Filbry: Wir hatten seinerzeit zwei schwierige Themen zu verdauen: zum Einen sportlich den ersten Abstieg unserer Vereinsgeschichte, zum Anderen die Pandemie mit ihren ebenfalls finanziellen Konsequenzen. Beides machte jeweils rund 40 Mio. EUR aus. Ich habe damals die Metapher verwendet, Werder sei ein Patient auf der Intensivstation, der sich in einer kritischen Verfassung befindet. Heute sind wir nicht nur gesundet, sondern auch wieder sehr gut aufgestellt. Sportlich und auch finanziell können wir nicht klagen: Ich möchte behaupten, es geht uns heute deutlich besser als bei unserem Gespräch 2021.  

BondGuide: War die eine Saison in der 2ten Bundesliga unter dem Strich sogar ganz heilsam, um die Kostenstruktur eines Clubs neu aufzusetzen, oder springt diese bei Wiederaufstieg sofort zurück auf den Status-quo-ante?

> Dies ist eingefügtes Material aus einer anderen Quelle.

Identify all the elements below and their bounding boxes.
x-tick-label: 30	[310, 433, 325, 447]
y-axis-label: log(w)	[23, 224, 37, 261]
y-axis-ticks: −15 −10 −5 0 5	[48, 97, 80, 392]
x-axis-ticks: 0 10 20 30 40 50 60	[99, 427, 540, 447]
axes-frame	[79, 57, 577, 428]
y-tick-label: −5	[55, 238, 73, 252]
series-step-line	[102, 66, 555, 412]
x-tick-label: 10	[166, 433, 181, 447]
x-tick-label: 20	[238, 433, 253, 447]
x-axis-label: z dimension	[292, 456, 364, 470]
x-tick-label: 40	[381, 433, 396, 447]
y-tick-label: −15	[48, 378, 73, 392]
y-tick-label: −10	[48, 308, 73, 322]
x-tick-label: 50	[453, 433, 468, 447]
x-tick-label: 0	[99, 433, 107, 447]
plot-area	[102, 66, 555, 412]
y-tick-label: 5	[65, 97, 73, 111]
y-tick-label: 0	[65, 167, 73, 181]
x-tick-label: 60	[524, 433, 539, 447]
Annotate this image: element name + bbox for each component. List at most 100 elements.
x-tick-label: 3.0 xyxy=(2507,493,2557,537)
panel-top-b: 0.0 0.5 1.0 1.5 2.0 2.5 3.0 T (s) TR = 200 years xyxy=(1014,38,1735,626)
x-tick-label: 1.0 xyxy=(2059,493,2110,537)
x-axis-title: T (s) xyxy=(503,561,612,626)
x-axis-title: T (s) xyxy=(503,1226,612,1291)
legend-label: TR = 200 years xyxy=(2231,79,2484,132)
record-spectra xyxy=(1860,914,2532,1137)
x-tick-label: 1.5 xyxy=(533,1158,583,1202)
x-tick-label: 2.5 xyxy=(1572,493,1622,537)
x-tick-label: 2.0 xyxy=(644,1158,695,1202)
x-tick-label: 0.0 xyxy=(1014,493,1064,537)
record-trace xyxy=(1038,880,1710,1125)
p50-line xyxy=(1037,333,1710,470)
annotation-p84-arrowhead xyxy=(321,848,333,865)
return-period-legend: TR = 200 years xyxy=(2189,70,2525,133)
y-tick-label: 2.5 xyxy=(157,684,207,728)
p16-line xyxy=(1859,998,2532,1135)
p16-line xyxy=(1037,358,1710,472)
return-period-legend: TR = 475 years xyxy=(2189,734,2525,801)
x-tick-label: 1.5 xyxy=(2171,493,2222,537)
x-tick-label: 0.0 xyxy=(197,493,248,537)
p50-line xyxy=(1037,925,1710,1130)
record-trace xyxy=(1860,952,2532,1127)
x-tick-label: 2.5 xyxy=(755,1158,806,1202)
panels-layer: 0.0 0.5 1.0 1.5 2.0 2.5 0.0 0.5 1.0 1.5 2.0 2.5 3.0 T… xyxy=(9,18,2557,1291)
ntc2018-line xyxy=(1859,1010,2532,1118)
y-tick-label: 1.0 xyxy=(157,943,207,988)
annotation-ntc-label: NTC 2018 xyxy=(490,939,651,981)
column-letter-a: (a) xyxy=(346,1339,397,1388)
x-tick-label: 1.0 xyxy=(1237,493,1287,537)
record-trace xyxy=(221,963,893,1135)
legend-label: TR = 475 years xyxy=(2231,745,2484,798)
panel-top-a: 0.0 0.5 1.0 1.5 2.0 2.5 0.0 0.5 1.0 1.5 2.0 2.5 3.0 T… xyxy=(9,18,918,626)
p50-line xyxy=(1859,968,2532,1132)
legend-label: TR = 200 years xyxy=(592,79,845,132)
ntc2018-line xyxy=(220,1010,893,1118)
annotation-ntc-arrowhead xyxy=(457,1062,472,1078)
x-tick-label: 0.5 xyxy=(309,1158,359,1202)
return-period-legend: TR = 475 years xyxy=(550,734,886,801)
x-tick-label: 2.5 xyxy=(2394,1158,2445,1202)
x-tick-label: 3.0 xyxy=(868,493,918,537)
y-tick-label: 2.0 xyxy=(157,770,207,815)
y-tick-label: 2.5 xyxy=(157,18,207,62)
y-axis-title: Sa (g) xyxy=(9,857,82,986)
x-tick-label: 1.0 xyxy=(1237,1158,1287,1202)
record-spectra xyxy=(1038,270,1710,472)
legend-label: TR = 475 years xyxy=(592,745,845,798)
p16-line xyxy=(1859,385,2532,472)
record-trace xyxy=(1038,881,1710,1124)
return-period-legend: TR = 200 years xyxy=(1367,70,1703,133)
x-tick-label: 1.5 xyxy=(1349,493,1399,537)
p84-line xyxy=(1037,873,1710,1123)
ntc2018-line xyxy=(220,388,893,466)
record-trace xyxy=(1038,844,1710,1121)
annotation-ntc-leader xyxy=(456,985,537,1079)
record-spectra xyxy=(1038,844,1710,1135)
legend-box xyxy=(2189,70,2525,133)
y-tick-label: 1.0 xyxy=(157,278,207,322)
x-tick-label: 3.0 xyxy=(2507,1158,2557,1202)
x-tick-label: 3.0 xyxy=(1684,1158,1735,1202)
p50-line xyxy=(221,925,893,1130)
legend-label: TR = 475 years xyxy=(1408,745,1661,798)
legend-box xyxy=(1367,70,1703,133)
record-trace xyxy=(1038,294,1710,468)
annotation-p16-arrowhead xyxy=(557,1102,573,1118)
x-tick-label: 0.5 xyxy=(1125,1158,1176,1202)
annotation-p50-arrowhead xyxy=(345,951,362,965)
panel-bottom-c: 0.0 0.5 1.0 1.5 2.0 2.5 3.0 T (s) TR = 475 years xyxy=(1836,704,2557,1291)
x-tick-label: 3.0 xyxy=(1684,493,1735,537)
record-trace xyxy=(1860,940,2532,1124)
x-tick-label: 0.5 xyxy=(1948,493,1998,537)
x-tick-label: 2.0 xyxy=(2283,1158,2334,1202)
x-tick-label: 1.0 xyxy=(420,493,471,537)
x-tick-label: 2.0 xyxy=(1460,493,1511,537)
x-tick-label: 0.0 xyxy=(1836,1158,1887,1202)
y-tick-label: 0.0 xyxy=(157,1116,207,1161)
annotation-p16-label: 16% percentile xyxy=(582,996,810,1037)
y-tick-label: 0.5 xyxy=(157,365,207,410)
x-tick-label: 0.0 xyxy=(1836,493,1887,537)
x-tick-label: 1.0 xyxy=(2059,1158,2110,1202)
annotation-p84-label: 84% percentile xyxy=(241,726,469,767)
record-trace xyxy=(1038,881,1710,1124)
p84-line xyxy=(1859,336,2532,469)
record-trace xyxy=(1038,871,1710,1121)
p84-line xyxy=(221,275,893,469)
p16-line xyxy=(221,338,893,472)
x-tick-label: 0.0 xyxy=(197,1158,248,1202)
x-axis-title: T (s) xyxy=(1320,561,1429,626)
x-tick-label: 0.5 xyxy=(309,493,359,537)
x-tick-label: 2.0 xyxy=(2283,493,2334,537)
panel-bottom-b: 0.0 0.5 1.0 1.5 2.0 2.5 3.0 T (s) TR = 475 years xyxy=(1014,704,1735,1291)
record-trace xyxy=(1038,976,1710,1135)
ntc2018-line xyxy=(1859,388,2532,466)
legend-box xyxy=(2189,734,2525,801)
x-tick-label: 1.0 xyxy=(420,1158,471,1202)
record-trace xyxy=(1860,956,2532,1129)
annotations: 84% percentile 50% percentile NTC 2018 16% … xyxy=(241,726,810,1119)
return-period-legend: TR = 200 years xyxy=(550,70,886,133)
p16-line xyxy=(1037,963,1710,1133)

Filbry: Dass man sich im Falle eines Abstiegs quasi gesundschrumpft und nach einem Aufstieg ist alles besser als vorher: Das stimmt so leider nicht. Wir spüren noch heute die Nachwirkungen in der TV-Vermarktungs-Tabelle. Wir haben zum Beispiel heute 20 Mio. EUR an TV-Geldern weniger als in der letzten Saison vor dem Abstieg. Natürlich kann ein Abstieg auch lehrreich sein, wenn man ihm denn schon etwas Positives abgewinnen möchte – sofern man ihn dann gleich nach einer Saison auch wieder begradigt. Wir konnten den Spieleretat von 47 am Ende der Abstiegssaison auf 18 Mio. EUR in der 2ten Liga herunterfahren. Also, nein: Wenn ich kann, würde ich auf jeden Abstieg gern verzichten.

BondGuide: 2021 stieg Werder ja gemeinsam mit Schalke ab und ein Jahr später gemeinsam mit Schalke auch wieder auf. Doch dann lief die Entwicklung stark auseinander. Was hat Werder anders gemacht bzw. anders machen können?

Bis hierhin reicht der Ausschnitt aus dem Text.